I initially draw from live models, asked to repeatedly
collapse on a small platform. Little or no direction is given other than that.
These drawings are done very quickly, without erasing, normally from left to right, looking mostly at the model and rarely glancing down at the paper.
They are exercises in observation wich push my ability to stay concentrated. I look at what I am drawing as a collection of connected lines, making up components of the figure.
The proces is comparable to rock climbing, as one handhold on a rock face leads to the next, one line or shape depends exclusively on the one attached to it.

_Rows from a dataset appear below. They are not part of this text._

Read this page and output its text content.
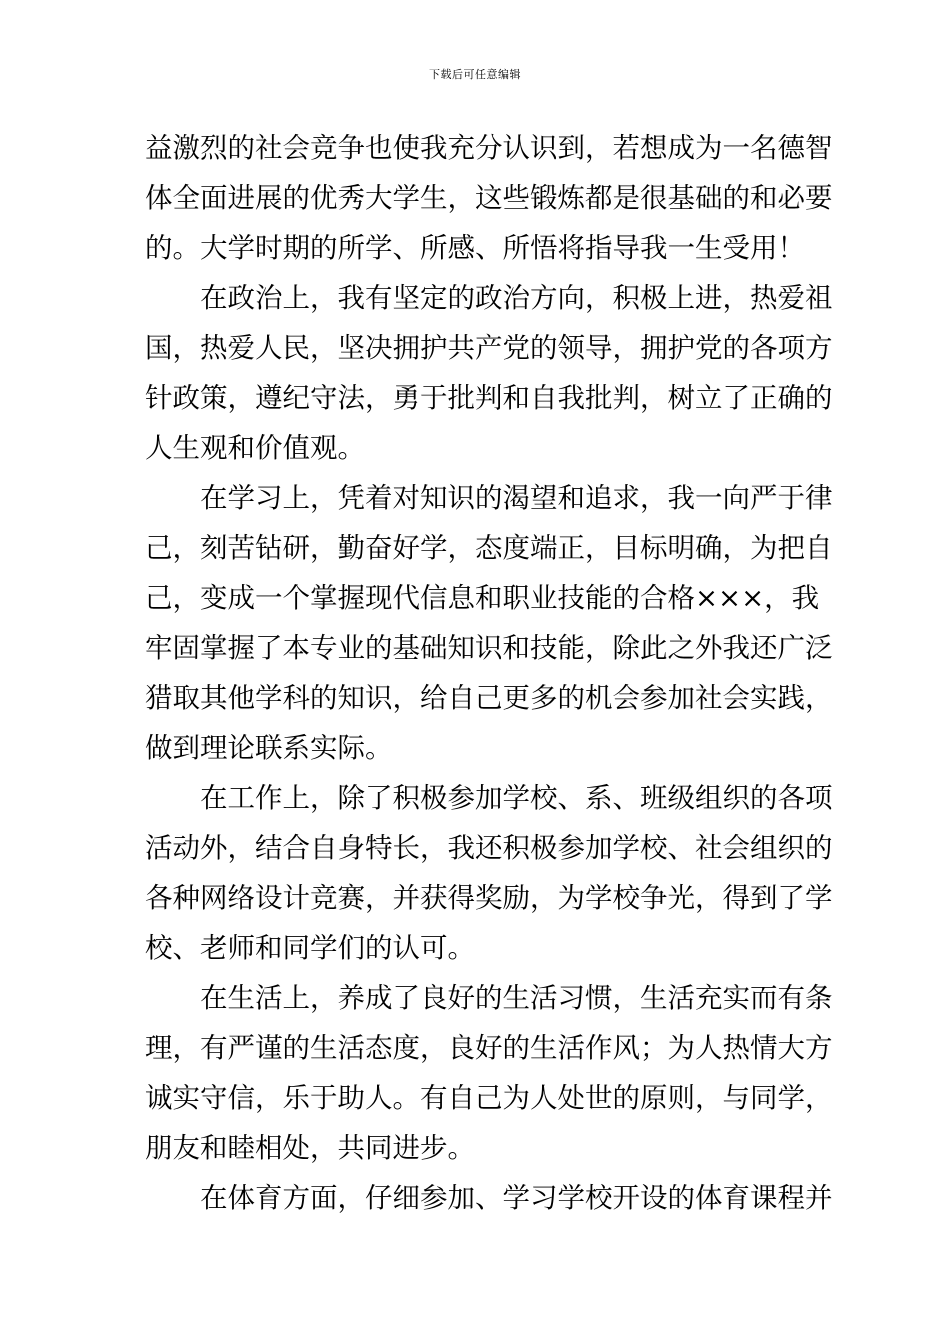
下载后可任意编辑
益激烈的社会竞争也使我充分认识到，若想成为一名德智
体全面进展的优秀大学生，这些锻炼都是很基础的和必要
的。大学时期的所学、所感、所悟将指导我一生受用！
在政治上，我有坚定的政治方向，积极上进，热爱祖
国，热爱人民，坚决拥护共产党的领导，拥护党的各项方
针政策，遵纪守法，勇于批判和自我批判，树立了正确的
人生观和价值观。
在学习上，凭着对知识的渴望和追求，我一向严于律
己，刻苦钻研，勤奋好学，态度端正，目标明确，为把自
己，变成一个掌握现代信息和职业技能的合格×××，我
牢固掌握了本专业的基础知识和技能，除此之外我还广泛
猎取其他学科的知识，给自己更多的机会参加社会实践，
做到理论联系实际。
在工作上，除了积极参加学校、系、班级组织的各项
活动外，结合自身特长，我还积极参加学校、社会组织的
各种网络设计竞赛，并获得奖励，为学校争光，得到了学
校、老师和同学们的认可。
在生活上，养成了良好的生活习惯，生活充实而有条
理，有严谨的生活态度，良好的生活作风；为人热情大方
诚实守信，乐于助人。有自己为人处世的原则，与同学，
朋友和睦相处，共同进步。
在体育方面，仔细参加、学习学校开设的体育课程并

One false move or a break in concentration and the drawing is over.
From those sessions I choose drawings that hold a
particular power or intrigue for me, gestures that are both intimate and accesible, allowing for the personal interpretation of the viewer.
The surface of the wooden panel is covered with a base of black accrylic paint followed by a layer of modeling paste, leveled with a long straight edge and insised into while both layers are still wet.
The thikness of the paste and various implements used to insise into the wet surface turn drawing into a semi-sculptural process, where physical line quality and surface texture are as important as the drawing itself.
If the drawing doesnt work, the surface is scraped clean and the entire process is repeated.
Unlike in rock climbing I am able to pick myself up, off the ground, and draw again
Adam Markovic is an American artist born in Chicago in 1972.
After attending the Northeast Missouri State University where he received an education in Fine Art he moved to New York to pursue a career in painting. Here he co-owned and operated a Fine Art material store. Here Markovic produced hand-made materials for local artists based on traditional recipes derived from techniques used in creating the Old Masters.
In 2000 Markovic moved to Florence, Italy where he studied at the Charles Cecil Studios. At this institute he was given a curriculum modeled after the major Realist ateliers of the 17th and 19th century. He later became a studio assistant at the Studio. After some training he began teaching drawing, composition and the principles of the “sight-size” method.
In 2003 Markovic returned to New York where he opened “Oil and Wood”, a woodworking atelier. Here he designed and built bespoke furniture pieces which can be found in several private collections throughout New York.
In 2008 he moved back to Florence where he founded “Studio Santo Spirito”, located in the artisan quarter of Santo Spirito, focused on teaching fundamental drawing and painting techniques.
Markovic currently works and lives in Montreal, Canada. His work is represented by galleries in Italy, Belgium, Luxemburg and Canada.